Residents of county in rural Alabama upset about poor Internet service from Windstream

Nearly 500 Alabama customers of rural telecommunications giant Windstream have added their names to a petition complaining about its Internet service in their area, reports WBRC-TV in Birmingham.

Windstream confirmed to the Fox affiliate that there was a known problem for about 700 customers in St. Clair County (Encyclopedia of Alabama map), between Birmingham and Anniston. The largest city in the county is Pell City, population about 12,700.

“I’m told customers are tired of paying for service they’re just not getting,” WBRC “On Your Side” reporter Ronda Robinson reported.

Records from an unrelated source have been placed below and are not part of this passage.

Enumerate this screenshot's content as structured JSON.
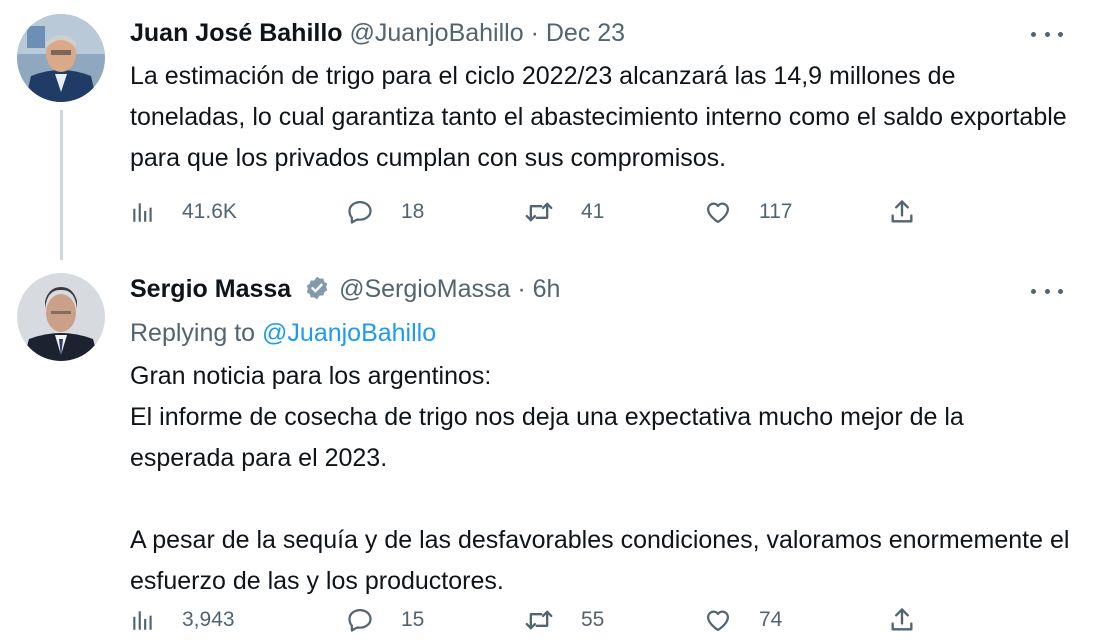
{
  "tweets": [
    {
      "name": "Juan José Bahillo",
      "handle": "@JuanjoBahillo",
      "separator": "·",
      "time": "Dec 23",
      "text": [
        "La estimación de trigo para el ciclo 2022/23 alcanzará las 14,9 millones de toneladas, lo cual garantiza tanto el abastecimiento interno como el saldo exportable para que los privados cumplan con sus compromisos."
      ],
      "stats": {
        "views": "41.6K",
        "replies": "18",
        "retweets": "41",
        "likes": "117"
      }
    },
    {
      "name": "Sergio Massa",
      "verified": true,
      "handle": "@SergioMassa",
      "separator": "·",
      "time": "6h",
      "replying_to_label": "Replying to",
      "replying_to_handle": "@JuanjoBahillo",
      "text": [
        "Gran noticia para los argentinos:",
        "El informe de cosecha de trigo nos deja una expectativa mucho mejor de la esperada para el 2023.",
        "A pesar de la sequía y de las desfavorables condiciones, valoramos enormemente el esfuerzo de las y los productores."
      ],
      "stats": {
        "views": "3,943",
        "replies": "15",
        "retweets": "55",
        "likes": "74"
      }
    }
  ],
  "colors": {
    "text": "#0f1419",
    "muted": "#536471",
    "link": "#1d9bf0",
    "thread_line": "#cfd9de"
  },
  "icons": [
    "views-icon",
    "reply-icon",
    "retweet-icon",
    "like-icon",
    "share-icon",
    "more-icon",
    "verified-badge-icon"
  ]
}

Her report includes excerpts from the petition, including comments such as “Slowest Internet ever,” “We currently have no Internet,” and “My Internet service is not high speed at all.” Signatories to the petition also claim that the service has been problematic for “several years” but Windstream has not addressed the problems.

A company spokesman told WBRC that Windstream is aware of the connectivity issues and encouraged customers to report problems to its customer service department. But residents told Robinson they have tried dealing with that department for years, to no avail. And Robinson reported on the alleged problems about six months earlier.

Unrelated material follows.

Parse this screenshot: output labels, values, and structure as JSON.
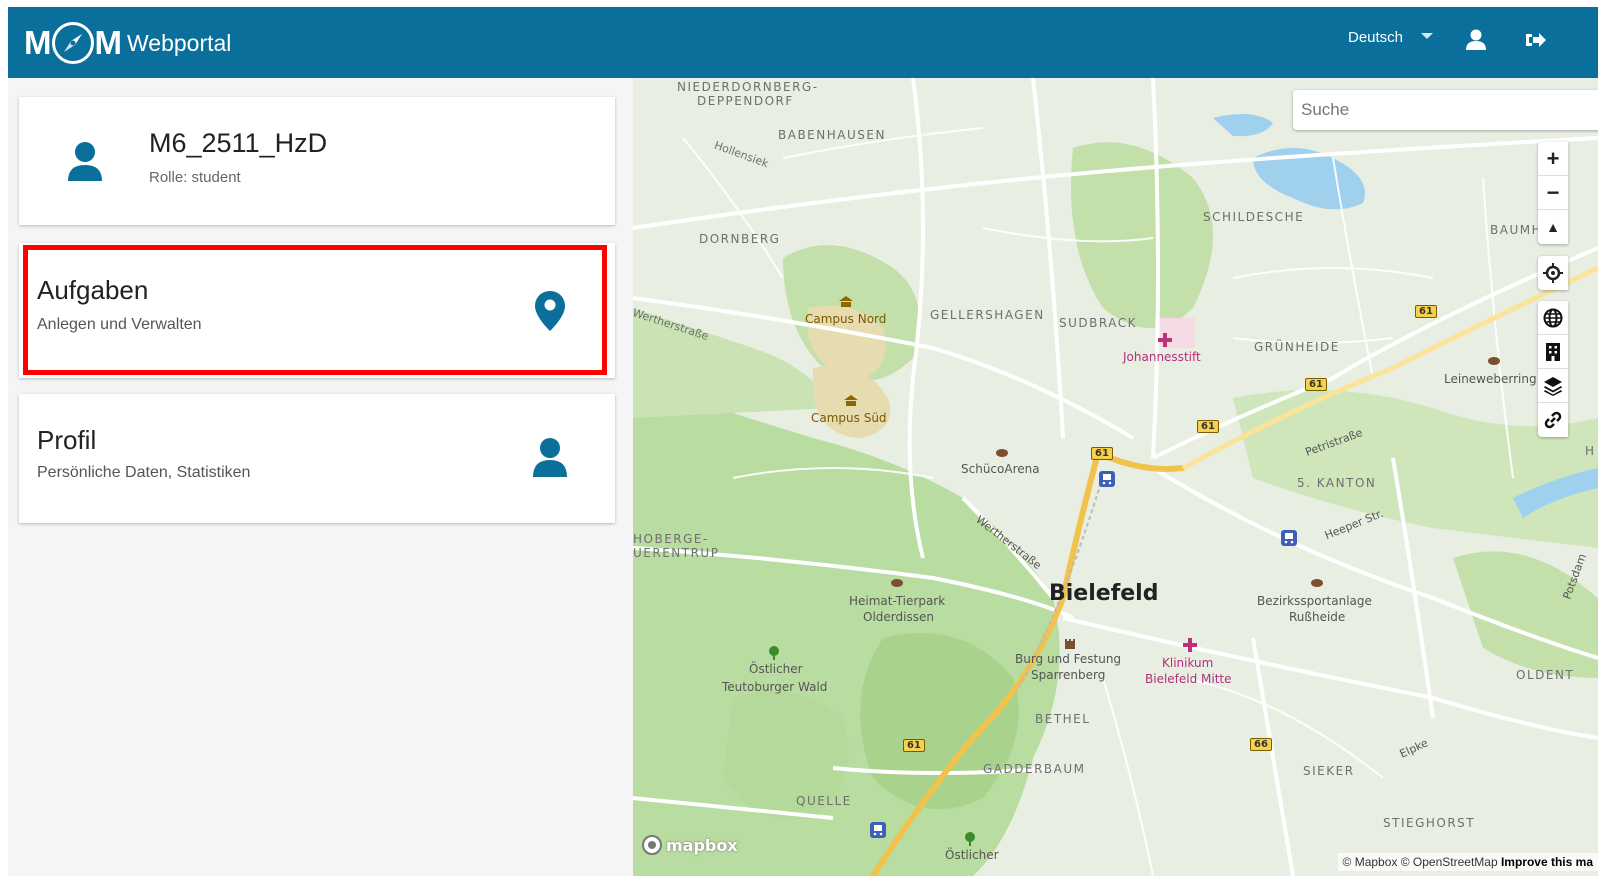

Argo City Council Member Betty Bradley said on camera that the problem is long standing. “After 3 in the afternoon, it’s almost nonexistent,” she said. “It knocks you off. You can’t download anything. It’s just impossible to get on.” Another local resident, Billy Reynolds, claimed he has had problems with Windstream’s Internet service for several years.

This comes about a year after the Georgia Office of Consumer Protection reached a $600,000 settlement with Windstream for alleged false advertising. The office had argued that Windstream advertised Internet speeds that it could not provide or guarantee and that Windstream customer service “misrepresented the time frame within which the customers’ Internet speed issues would be resolved.” The settlement included $250,000 in restitution to the state, which redirected the funds to purchase computers for the Technical College System of Georgia.

Meanwhile, the former CEO of Arkansas-based Windstream, Jeff Gardner, was allegedly ousted in December due to problems of “financial performance and operational performance,” according to a March 17 report in Arkansas Business. In late February, Windstream’s chief financial officer, Bob Gunderman, announced plans to improve broadband speeds in rural areas as part of the “Connect America Fund” program of the Federal Communication Commission, according to a report in Fierce Telecom dated Feb. 24. Gardner’s compensation in 2014 was reportedly $7.4 million, up almost a half a million dollars from the previous year, Arkansas Business reports.